2. In der Zeichen-App kann man die Tonnen in den Hintergrund legen und ihre Deckkraft verringern. Da die Tonnen Gesichter und Arme bekommen sollen, dienen sie als Orientierungshilfe für die handgezeichneten Bestandteile.

Mockup iPad: Aufstellung von 7 Mülltonnen, Gesichter und Schilder werden gezeichnet

3. Mithilfe des digitalen Zeichenpinsels kann der Illustrator Gesichter und Arme auf die Tonnen zeichnen. Die Ebenen helfen dabei, zu sehen, an welcher Stelle Hintergrund-Objekte durch Vordergrundobjekte verdeckt werden. Man kann es sich so vorstellen, als würde man mehrere Folien übereinanderlegen.

Philipp Krüger, Mediengestalter von schweitzer media gmbh, zeichnet die Biotonnendemo auf dem iPad mit einem ApplePencil

4. Nachdem die Grafik vollständig vektorisiert wurde, können mit Hilfe von Illustrator Texte auf die Schilder gesetzt werden und den Tonnen bestimmte Farben zugewiesen werden. Die Farbgebung hilft dabei der Komposition Tiefe zu geben. Das Ergebnis ist eine Illustration, die die Idee transportiert. Der Betrachter hat eine Vorstellung von der tatsächlichen Umsetzung – ganz ohne Foto.

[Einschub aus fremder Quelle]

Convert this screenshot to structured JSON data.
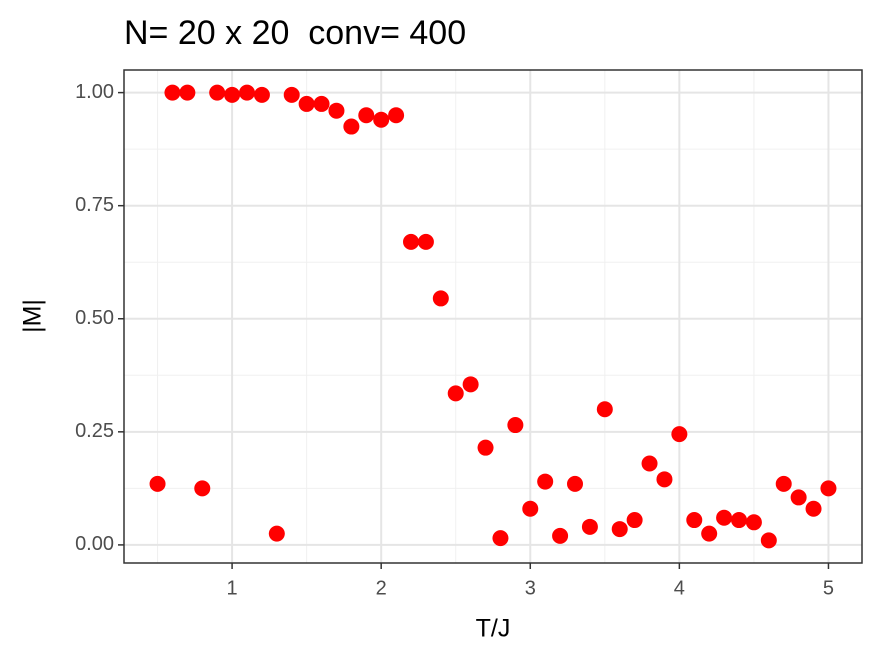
{
  "chart_data": {
    "type": "scatter",
    "title": "N= 20 x 20  conv= 400",
    "x_label": "T/J",
    "y_label": "|M|",
    "x": [
      0.5,
      0.6,
      0.7,
      0.8,
      0.9,
      1.0,
      1.1,
      1.2,
      1.3,
      1.4,
      1.5,
      1.6,
      1.7,
      1.8,
      1.9,
      2.0,
      2.1,
      2.2,
      2.3,
      2.4,
      2.5,
      2.6,
      2.7,
      2.8,
      2.9,
      3.0,
      3.1,
      3.2,
      3.3,
      3.4,
      3.5,
      3.6,
      3.7,
      3.8,
      3.9,
      4.0,
      4.1,
      4.2,
      4.3,
      4.4,
      4.5,
      4.6,
      4.7,
      4.8,
      4.9,
      5.0
    ],
    "values": [
      0.135,
      1.0,
      1.0,
      0.125,
      1.0,
      0.995,
      1.0,
      0.995,
      0.025,
      0.995,
      0.975,
      0.975,
      0.96,
      0.925,
      0.95,
      0.94,
      0.95,
      0.67,
      0.67,
      0.545,
      0.335,
      0.355,
      0.215,
      0.015,
      0.265,
      0.08,
      0.14,
      0.02,
      0.135,
      0.04,
      0.3,
      0.035,
      0.055,
      0.18,
      0.145,
      0.245,
      0.055,
      0.025,
      0.06,
      0.055,
      0.05,
      0.01,
      0.135,
      0.105,
      0.08,
      0.125
    ],
    "color": "#ff0000",
    "xlim": [
      0.275,
      5.225
    ],
    "xticks": [
      1,
      2,
      3,
      4,
      5
    ],
    "ylim": [
      -0.04,
      1.05
    ],
    "yticks": [
      {
        "value": 0,
        "label": "0.00"
      },
      {
        "value": 0.25,
        "label": "0.25"
      },
      {
        "value": 0.5,
        "label": "0.50"
      },
      {
        "value": 0.75,
        "label": "0.75"
      },
      {
        "value": 1,
        "label": "1.00"
      }
    ],
    "grid": true
  }
}
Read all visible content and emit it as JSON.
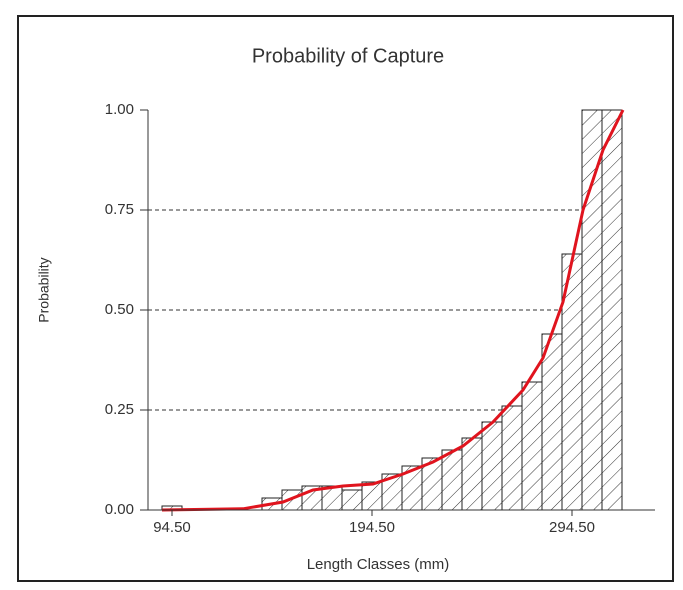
{
  "chart_data": {
    "type": "histogram",
    "title": "Probability of Capture",
    "xlabel": "Length Classes (mm)",
    "ylabel": "Probability",
    "bins": [
      89.5,
      99.5,
      109.5,
      119.5,
      129.5,
      139.5,
      149.5,
      159.5,
      169.5,
      179.5,
      189.5,
      199.5,
      209.5,
      219.5,
      229.5,
      239.5,
      249.5,
      259.5,
      269.5,
      279.5,
      289.5,
      299.5,
      309.5,
      319.5
    ],
    "values": [
      0.01,
      0,
      0,
      0,
      0,
      0.03,
      0.05,
      0.06,
      0.06,
      0.05,
      0.07,
      0.09,
      0.11,
      0.13,
      0.15,
      0.18,
      0.22,
      0.26,
      0.32,
      0.44,
      0.64,
      1.0,
      1.0
    ],
    "curve": {
      "color": "#e0141e",
      "x": [
        89.5,
        130,
        150,
        165,
        180,
        195,
        210,
        225,
        240,
        255,
        270,
        280,
        290,
        300,
        310,
        320
      ],
      "y": [
        0,
        0.003,
        0.02,
        0.05,
        0.06,
        0.065,
        0.09,
        0.12,
        0.16,
        0.22,
        0.3,
        0.38,
        0.52,
        0.75,
        0.9,
        1.0
      ]
    },
    "xlim": [
      82.5,
      336
    ],
    "ylim": [
      0,
      1
    ],
    "xticks": [
      {
        "value": 94.5,
        "label": "94.50"
      },
      {
        "value": 194.5,
        "label": "194.50"
      },
      {
        "value": 294.5,
        "label": "294.50"
      }
    ],
    "yticks": [
      {
        "value": 0,
        "label": "0.00"
      },
      {
        "value": 0.25,
        "label": "0.25"
      },
      {
        "value": 0.5,
        "label": "0.50"
      },
      {
        "value": 0.75,
        "label": "0.75"
      },
      {
        "value": 1,
        "label": "1.00"
      }
    ],
    "grid": true
  }
}
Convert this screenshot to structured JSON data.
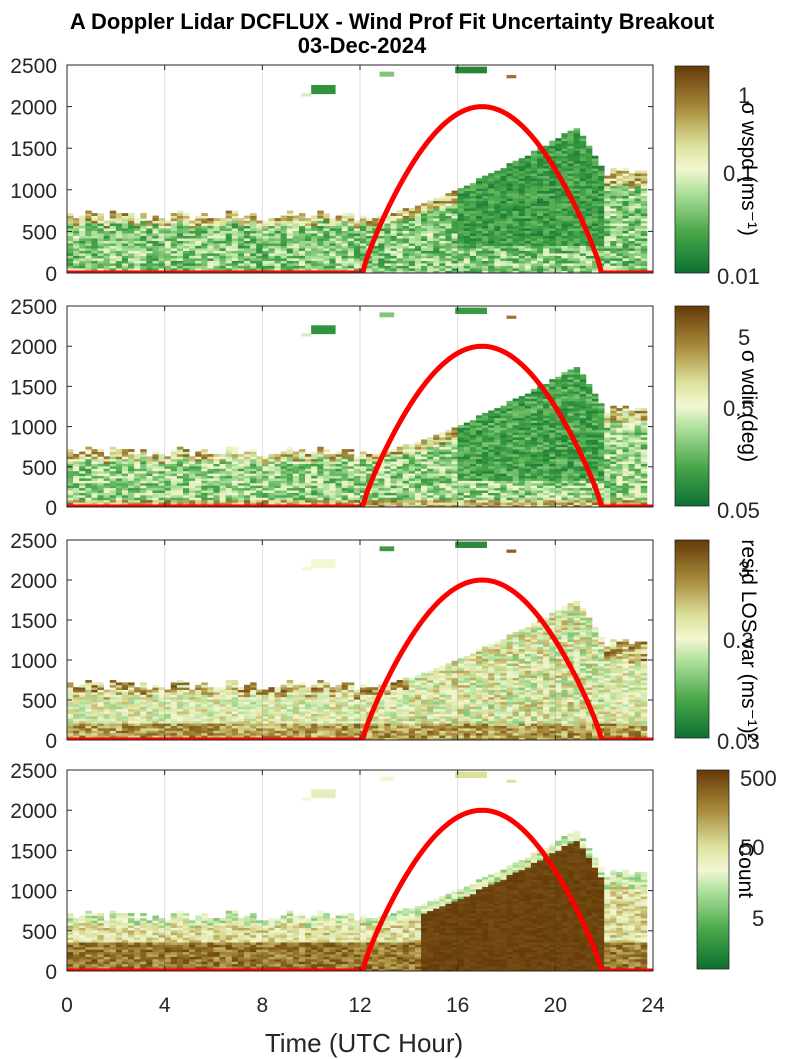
{
  "figure": {
    "title_line1": "A Doppler Lidar DCFLUX - Wind Prof Fit Uncertainty Breakout",
    "title_line2": "03-Dec-2024",
    "xlabel": "Time (UTC Hour)"
  },
  "chart_data": [
    {
      "type": "heatmap",
      "cbar_label": "σ wspd (ms⁻¹)",
      "cbar_ticks": [
        "1",
        "0.1",
        "0.01"
      ],
      "cbar_scale": "log",
      "xlim": [
        0,
        24
      ],
      "ylim": [
        0,
        2500
      ],
      "xticks": [
        "0",
        "4",
        "8",
        "12",
        "16",
        "20",
        "24"
      ],
      "yticks": [
        "0",
        "500",
        "1000",
        "1500",
        "2000",
        "2500"
      ],
      "grid": "vertical",
      "overlay": {
        "name": "",
        "color": "#ff0000",
        "x": [
          0,
          12.1,
          14,
          17,
          20,
          21.9,
          24
        ],
        "y": [
          0,
          0,
          1470,
          2000,
          1470,
          0,
          0
        ]
      }
    },
    {
      "type": "heatmap",
      "cbar_label": "σ wdir (deg)",
      "cbar_ticks": [
        "5",
        "0.5",
        "0.05"
      ],
      "cbar_scale": "log",
      "xlim": [
        0,
        24
      ],
      "ylim": [
        0,
        2500
      ],
      "xticks": [
        "0",
        "4",
        "8",
        "12",
        "16",
        "20",
        "24"
      ],
      "yticks": [
        "0",
        "500",
        "1000",
        "1500",
        "2000",
        "2500"
      ],
      "grid": "vertical",
      "overlay": {
        "name": "",
        "color": "#ff0000",
        "x": [
          0,
          12.1,
          14,
          17,
          20,
          21.9,
          24
        ],
        "y": [
          0,
          0,
          1470,
          2000,
          1470,
          0,
          0
        ]
      }
    },
    {
      "type": "heatmap",
      "cbar_label": "resid LOS var (ms⁻¹)²",
      "cbar_ticks": [
        "3",
        "0.3",
        "0.03"
      ],
      "cbar_scale": "log",
      "xlim": [
        0,
        24
      ],
      "ylim": [
        0,
        2500
      ],
      "xticks": [
        "0",
        "4",
        "8",
        "12",
        "16",
        "20",
        "24"
      ],
      "yticks": [
        "0",
        "500",
        "1000",
        "1500",
        "2000",
        "2500"
      ],
      "grid": "vertical",
      "overlay": {
        "name": "",
        "color": "#ff0000",
        "x": [
          0,
          12.1,
          14,
          17,
          20,
          21.9,
          24
        ],
        "y": [
          0,
          0,
          1470,
          2000,
          1470,
          0,
          0
        ]
      }
    },
    {
      "type": "heatmap",
      "cbar_label": "Count",
      "cbar_ticks": [
        "500",
        "50",
        "5"
      ],
      "cbar_scale": "log",
      "xlim": [
        0,
        24
      ],
      "ylim": [
        0,
        2500
      ],
      "xticks": [
        "0",
        "4",
        "8",
        "12",
        "16",
        "20",
        "24"
      ],
      "yticks": [
        "0",
        "500",
        "1000",
        "1500",
        "2000",
        "2500"
      ],
      "grid": "vertical",
      "overlay": {
        "name": "",
        "color": "#ff0000",
        "x": [
          0,
          12.1,
          14,
          17,
          20,
          21.9,
          24
        ],
        "y": [
          0,
          0,
          1470,
          2000,
          1470,
          0,
          0
        ]
      }
    }
  ]
}
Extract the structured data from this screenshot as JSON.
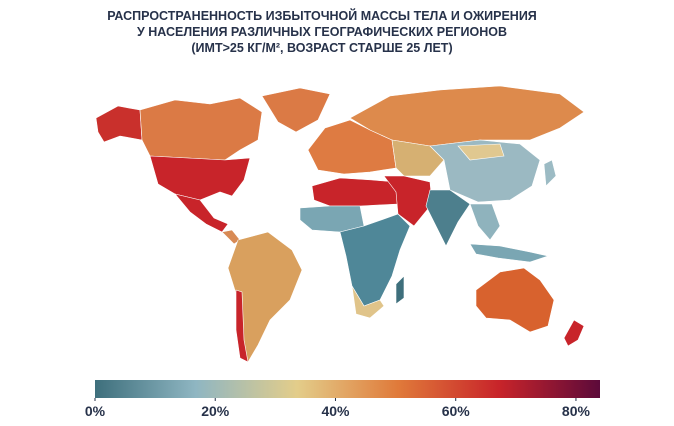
{
  "chart_data": {
    "type": "choropleth",
    "title": [
      "РАСПРОСТРАНЕННОСТЬ ИЗБЫТОЧНОЙ МАССЫ ТЕЛА И ОЖИРЕНИЯ",
      "У НАСЕЛЕНИЯ РАЗЛИЧНЫХ ГЕОГРАФИЧЕСКИХ РЕГИОНОВ",
      "(ИМТ>25 КГ/М², ВОЗРАСТ СТАРШЕ 25 ЛЕТ)"
    ],
    "colorscale": [
      "#3e6f7c",
      "#8fb6c2",
      "#e3cd8a",
      "#e07a3a",
      "#c8242a",
      "#5c0a3a"
    ],
    "clim": [
      0,
      84
    ],
    "ticks": [
      {
        "value": 0,
        "label": "0%"
      },
      {
        "value": 20,
        "label": "20%"
      },
      {
        "value": 40,
        "label": "40%"
      },
      {
        "value": 60,
        "label": "60%"
      },
      {
        "value": 80,
        "label": "80%"
      }
    ]
  }
}
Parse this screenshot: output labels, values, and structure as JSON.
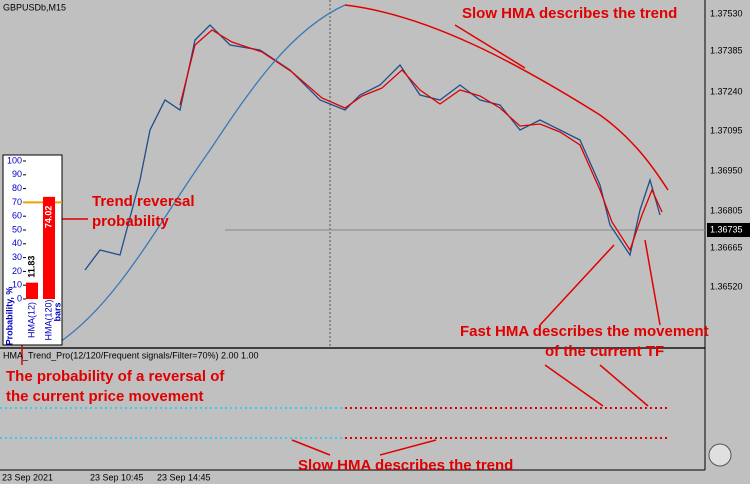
{
  "window": {
    "title": "GBPUSDb,M15"
  },
  "price_axis": {
    "labels": [
      "1.37530",
      "1.37385",
      "1.37240",
      "1.37095",
      "1.36950",
      "1.36805",
      "1.36665",
      "1.36520"
    ],
    "current": "1.36735"
  },
  "time_axis": {
    "labels": [
      "23 Sep 2021",
      "23 Sep 10:45",
      "23 Sep 14:45"
    ]
  },
  "indicator": {
    "label": "HMA_Trend_Pro(12/120/Frequent signals/Filter=70%) 2.00 1.00"
  },
  "probability_panel": {
    "axis_title": "Probability, %",
    "ticks": [
      0,
      10,
      20,
      30,
      40,
      50,
      60,
      70,
      80,
      90,
      100
    ],
    "unit": "bars",
    "bars": [
      {
        "name": "HMA(12)",
        "value": 11.83,
        "label": "11.83"
      },
      {
        "name": "HMA(120)",
        "value": 74.02,
        "label": "74.02"
      }
    ]
  },
  "annotations": {
    "slow_top": "Slow HMA describes the trend",
    "reversal": [
      "Trend reversal",
      "probability"
    ],
    "fast": [
      "Fast HMA describes the movement",
      "of the current TF"
    ],
    "probability": [
      "The probability of a reversal of",
      "the current price movement"
    ],
    "slow_bottom": "Slow HMA describes the trend"
  }
}
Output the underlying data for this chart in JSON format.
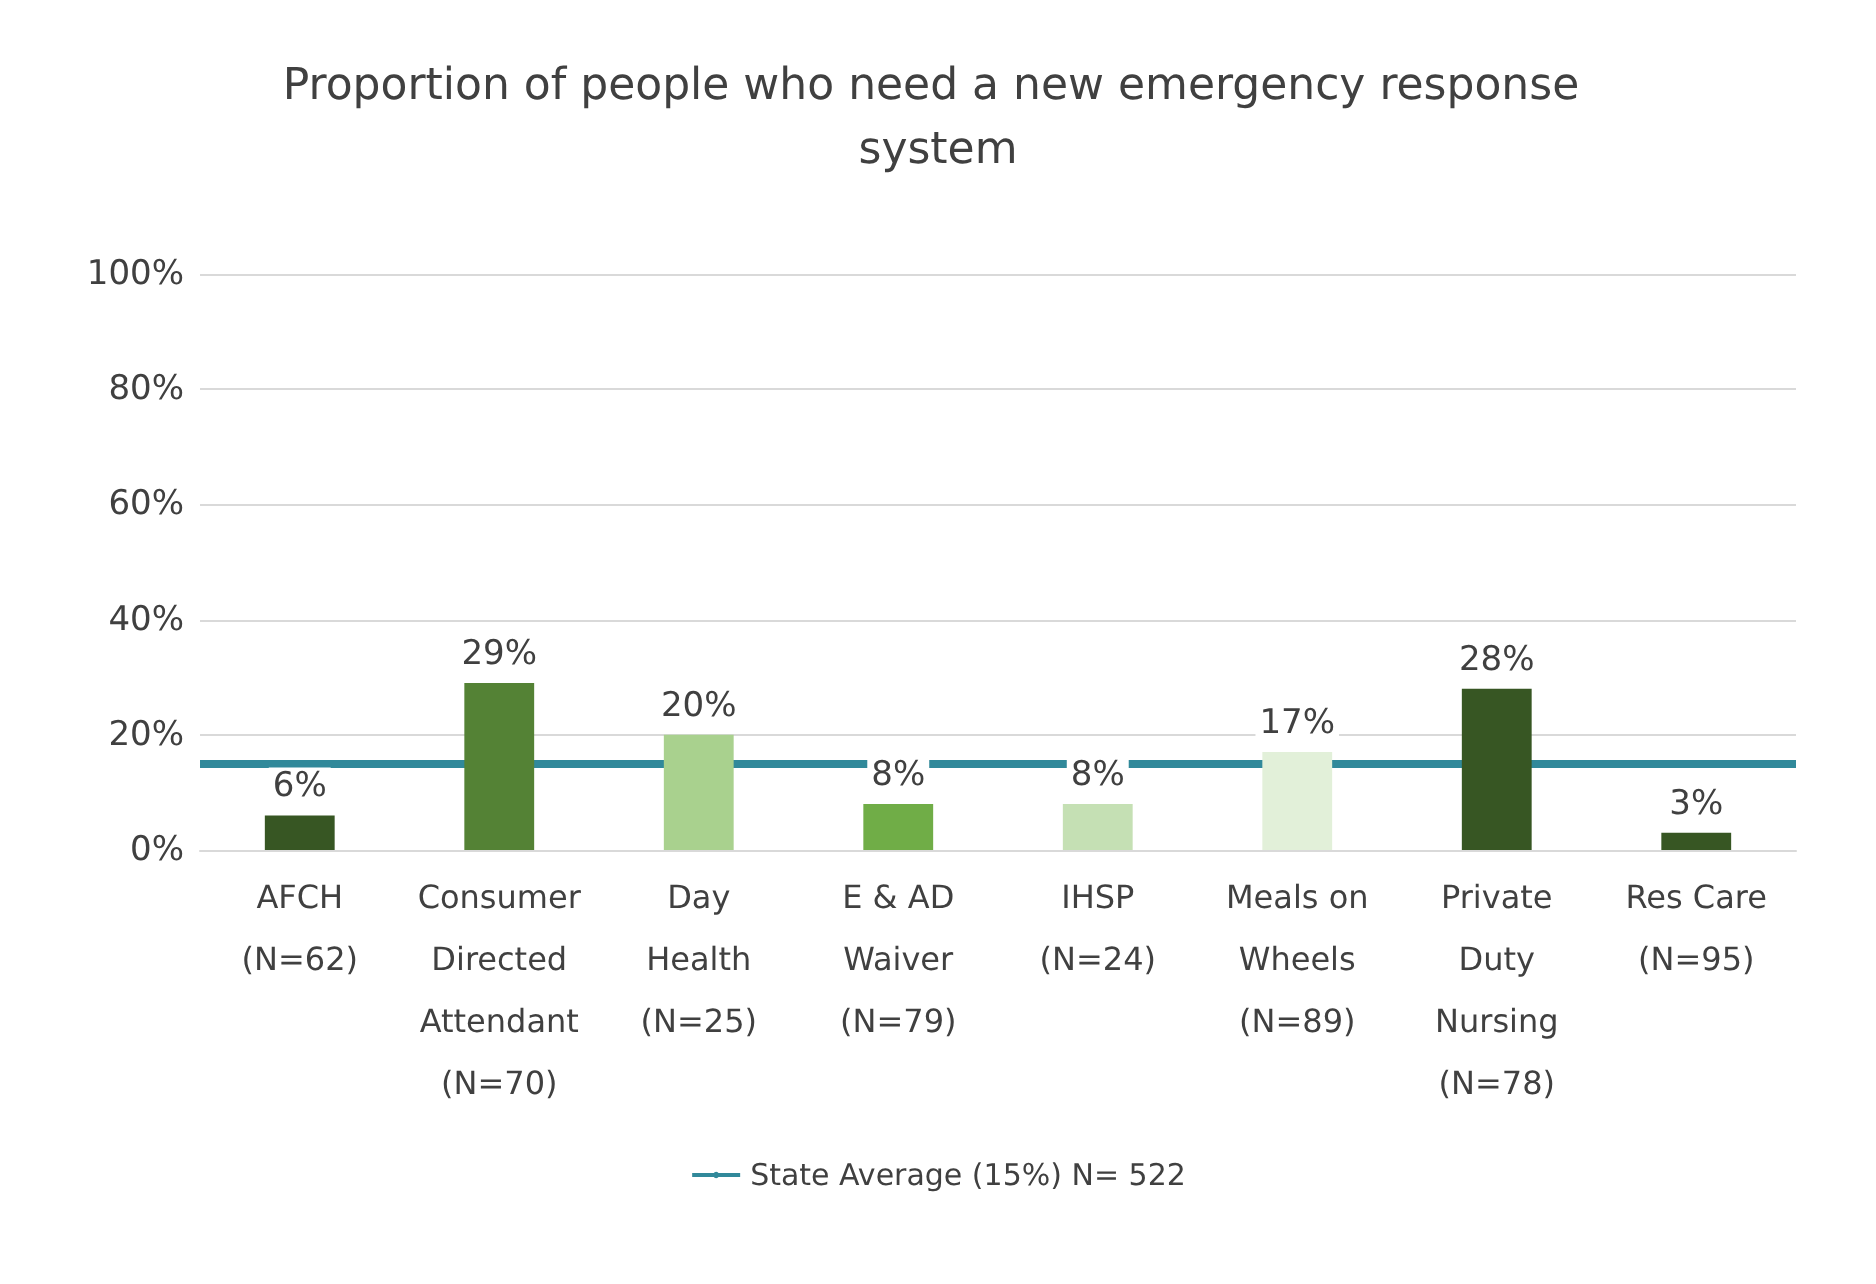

auf ProCreate gezeichnete Biotonnendemonstration, 7 Tonnen mit verschiedenen Mimiken sind in einer Reihe aufgestellt und halten Schilder zum Thema „Kein Plastik in die Biotonne“ und „Klimaschutz“ in die Höhe.

Haben Bleistift und Papier ausgedient?

Ideen skizzieren wir in der Agentur immer schnell auf dem Papier. Die exakte Ausarbeitung erfolgt aufgrund der technischen Reproduzierbarkeit und der vielen Bearbeitungsmöglichkeiten natürlich digital auf dem Zeichentablet. Aber selbst das Zeichentablet ahmt Bleistift und Papier nach. Für uns als Kommunikationsagentur haben der Bleistift und das Papier somit nicht ausgedient. Sie gehören zu unseren täglichen Werkzeugen und das wird sich auch nicht ändern.